Ever since Panic announced Playdate I've been dying to get my hands on it.
As a game developer the tiny form factor and quirky crank fills my head with ideas that I would love to try out. The only thing overriding those thoughts is how cool it would be to actually build something like Playdate. I've always been into electronics projects, I built an entire arcade cabinet from scratch while at university and loved every second of it.
With this project I want to explore, whether software or hardware, all the tools, techniques and processes that you have to go through to get a product like Playdate into someones hands. CheapDate will be as similar to Playdates confirmed specs as possible.
This project is 100% unofficial and in no way associated with Panic, Playdate or Teenage Engineering.
It lives, it breathes! This is Cheapdate booting for the first time running a simple blink LED programme. I don't want to understate the multitude of things that have come together for this to power on and run code. Very happy right now!
Overall I'd say EZ Bake (my reflow oven project) came through in a big way. Some manual corrections to make, primarily solder 'bridging' on the CPU. AFAIK manual corrections are common even for commercial SMD solder bakes.
The ribbon cable connector (top left) is a bit sketchy too (confirmed by some multimeter prodding).
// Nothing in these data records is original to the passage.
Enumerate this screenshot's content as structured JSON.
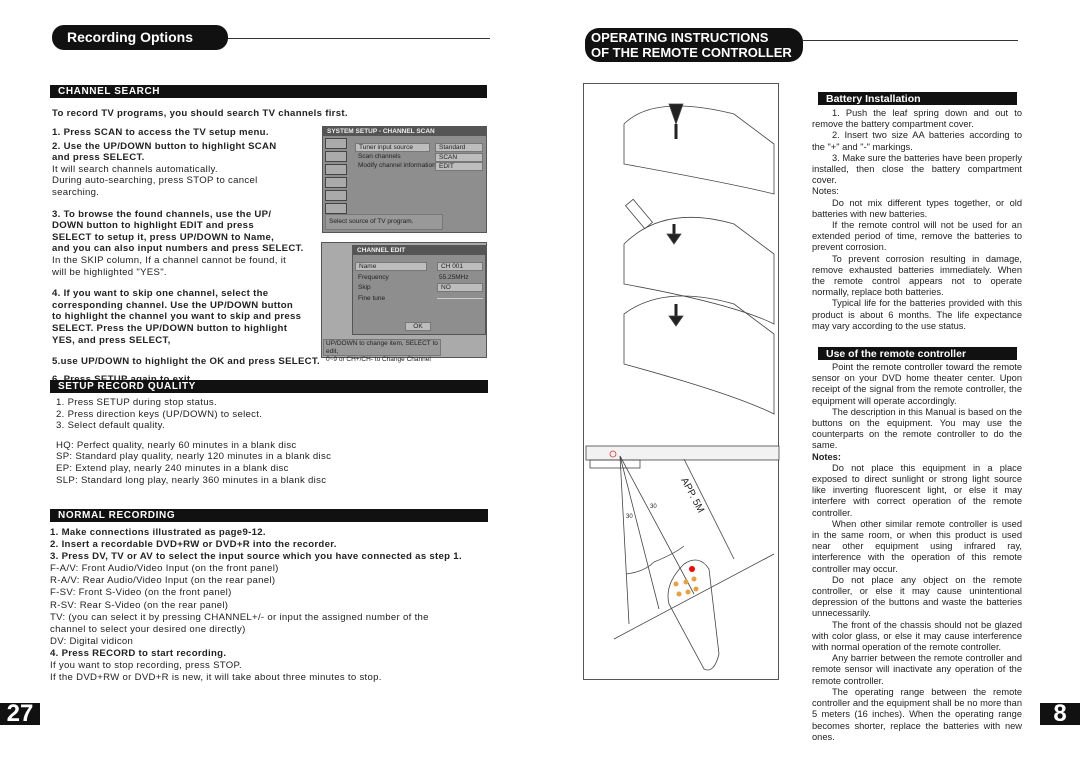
{
  "left": {
    "header": "Recording Options",
    "page_number": "27",
    "channel_search": {
      "title": "CHANNEL SEARCH",
      "intro": "To record TV programs, you should search TV channels first.",
      "lines": [
        {
          "text": "1. Press SCAN to access the TV setup menu.",
          "bold": true
        },
        {
          "text": "2. Use the UP/DOWN button to highlight SCAN",
          "bold": true
        },
        {
          "text": "and press SELECT.",
          "bold": true
        },
        {
          "text": "It will search channels automatically.",
          "bold": false
        },
        {
          "text": "During auto-searching, press STOP to cancel",
          "bold": false
        },
        {
          "text": "searching.",
          "bold": false
        },
        {
          "text": "3. To browse the found channels, use the UP/",
          "bold": true
        },
        {
          "text": "DOWN  button to highlight EDIT and press",
          "bold": true
        },
        {
          "text": "SELECT to setup it, press UP/DOWN to Name,",
          "bold": true
        },
        {
          "text": "and you can also input numbers and press SELECT.",
          "bold": true
        },
        {
          "text": "In the SKIP column, If a channel cannot be found, it",
          "bold": false
        },
        {
          "text": "will be highlighted \"YES\".",
          "bold": false
        },
        {
          "text": "4. If you want to skip one channel, select the",
          "bold": true
        },
        {
          "text": "corresponding channel.  Use the  UP/DOWN button",
          "bold": true
        },
        {
          "text": "to highlight the channel you want to skip and press",
          "bold": true
        },
        {
          "text": "SELECT. Press the UP/DOWN  button to highlight",
          "bold": true
        },
        {
          "text": "YES, and press SELECT,",
          "bold": true
        },
        {
          "text": "5.use UP/DOWN to highlight the OK and press SELECT.",
          "bold": true
        },
        {
          "text": "6. Press SETUP again to exit.",
          "bold": true
        }
      ],
      "scan_screen": {
        "title": "SYSTEM SETUP - CHANNEL SCAN",
        "rows": [
          {
            "label": "Tuner input source",
            "value": "Standard"
          },
          {
            "label": "Scan channels",
            "value": "SCAN"
          },
          {
            "label": "Modify channel information",
            "value": "EDIT"
          }
        ],
        "hint": "Select source of TV program."
      },
      "edit_screen": {
        "title": "CHANNEL EDIT",
        "name_label": "Name",
        "name_value": "CH 001",
        "freq_label": "Frequency",
        "freq_value": "55.25MHz",
        "skip_label": "Skip",
        "skip_value": "NO",
        "fine_label": "Fine tune",
        "ok": "OK",
        "hint1": "UP/DOWN to change item, SELECT to edit,",
        "hint2": "0~9 or CH+/CH- to Change Channel"
      }
    },
    "record_quality": {
      "title": "SETUP RECORD QUALITY",
      "lines": [
        "1. Press SETUP during stop status.",
        "2. Press direction keys (UP/DOWN) to select.",
        "3. Select default quality."
      ],
      "modes": [
        "HQ: Perfect quality, nearly 60 minutes in a blank disc",
        "SP: Standard play quality, nearly 120 minutes in a blank disc",
        "EP: Extend play, nearly 240 minutes in a blank disc",
        "SLP: Standard long play, nearly 360 minutes in a blank disc"
      ]
    },
    "normal_recording": {
      "title": "NORMAL RECORDING",
      "lines": [
        {
          "text": "1. Make connections illustrated as page9-12.",
          "bold": true
        },
        {
          "text": "2. Insert a recordable DVD+RW or DVD+R into the recorder.",
          "bold": true
        },
        {
          "text": "3. Press DV, TV or AV  to select the input source which you have connected as step 1.",
          "bold": true
        },
        {
          "text": "F-A/V: Front Audio/Video Input (on the front panel)",
          "bold": false
        },
        {
          "text": "R-A/V: Rear Audio/Video Input (on the rear panel)",
          "bold": false
        },
        {
          "text": "F-SV: Front S-Video (on the front panel)",
          "bold": false
        },
        {
          "text": "R-SV: Rear S-Video (on the rear panel)",
          "bold": false
        },
        {
          "text": "TV: (you can select it by pressing CHANNEL+/- or input the assigned number of the",
          "bold": false
        },
        {
          "text": "channel to select your desired one directly)",
          "bold": false
        },
        {
          "text": "DV: Digital vidicon",
          "bold": false
        },
        {
          "text": "4. Press RECORD to start recording.",
          "bold": true
        },
        {
          "text": "If you want to stop recording, press STOP.",
          "bold": false
        },
        {
          "text": "If the DVD+RW or DVD+R is new, it will take about three minutes to stop.",
          "bold": false
        }
      ]
    }
  },
  "right": {
    "header_line1": "OPERATING INSTRUCTIONS",
    "header_line2": "OF THE REMOTE CONTROLLER",
    "page_number": "8",
    "illustration": {
      "range_label": "APP. 5M",
      "angle1": "30",
      "angle2": "30"
    },
    "battery": {
      "title": "Battery Installation",
      "paras": [
        "1. Push  the leaf spring down and  out to remove the battery compartment cover.",
        "2. Insert two size AA batteries according to the \"+\" and \"-\" markings.",
        "3. Make sure the batteries have been properly installed, then close the battery compartment cover."
      ],
      "notes_label": "Notes:",
      "notes": [
        "Do not mix different types together, or old batteries with new batteries.",
        "If the remote control  will not be used for an extended period of time, remove the batteries to prevent corrosion.",
        "To prevent corrosion resulting in damage, remove exhausted batteries immediately. When the remote control appears not to operate normally, replace both batteries.",
        "Typical life for the batteries provided with this product is about 6 months. The life expectance may vary according to the use status."
      ]
    },
    "use": {
      "title": "Use of the remote controller",
      "paras": [
        "Point the remote controller toward the remote sensor on your DVD home theater center. Upon receipt of the signal from the remote controller, the equipment will operate accordingly.",
        "The description in this Manual is based on the buttons on the equipment. You may use the counterparts on the remote controller to do the same."
      ],
      "notes_label": "Notes:",
      "notes": [
        "Do not place this equipment in a place exposed to direct sunlight or strong light source like inverting fluorescent light, or else it may interfere with correct operation of the remote controller.",
        "When other similar remote controller is used in the same room, or when this product is used near other equipment using infrared ray, interference with the operation of this remote controller may occur.",
        "Do not place any object on the remote controller, or else it may cause unintentional depression of the buttons and waste the batteries unnecessarily.",
        "The front of the chassis should not be glazed with color glass, or else it may cause interference with normal operation of the remote controller.",
        "Any barrier between the remote controller and remote sensor will inactivate any operation of the remote controller.",
        "The operating range between the remote controller and the equipment shall be no more than 5 meters (16 inches). When the operating range becomes shorter, replace the batteries with new ones."
      ]
    }
  }
}
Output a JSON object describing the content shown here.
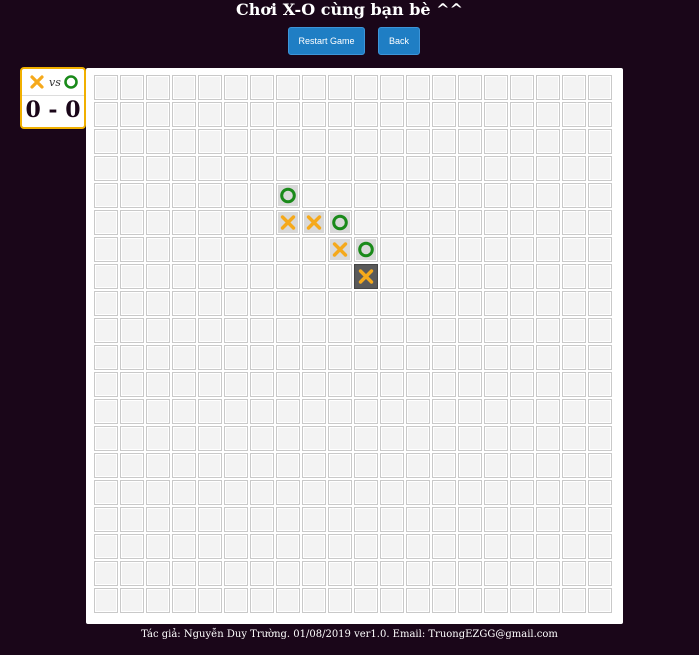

I'll get this cleaned up tomorrow, will need to source some isopropyl alcohol from somewhere (??), then attempt to get this thing booting!
Quick Cheapdate update: 1) Doubled thee performance this week using old-school software techniques. 2) Prototype PCB is now in the country, hoping Royal Mail come through with the goods on Monday!
Surface mount solder stencil for Cheapdate arrived today. This mask was produced from the same CAD drawing that was sent to the PCB manufacturer. It will allow me to scrape liquid solder across it, leaving solder on only the parts that need it.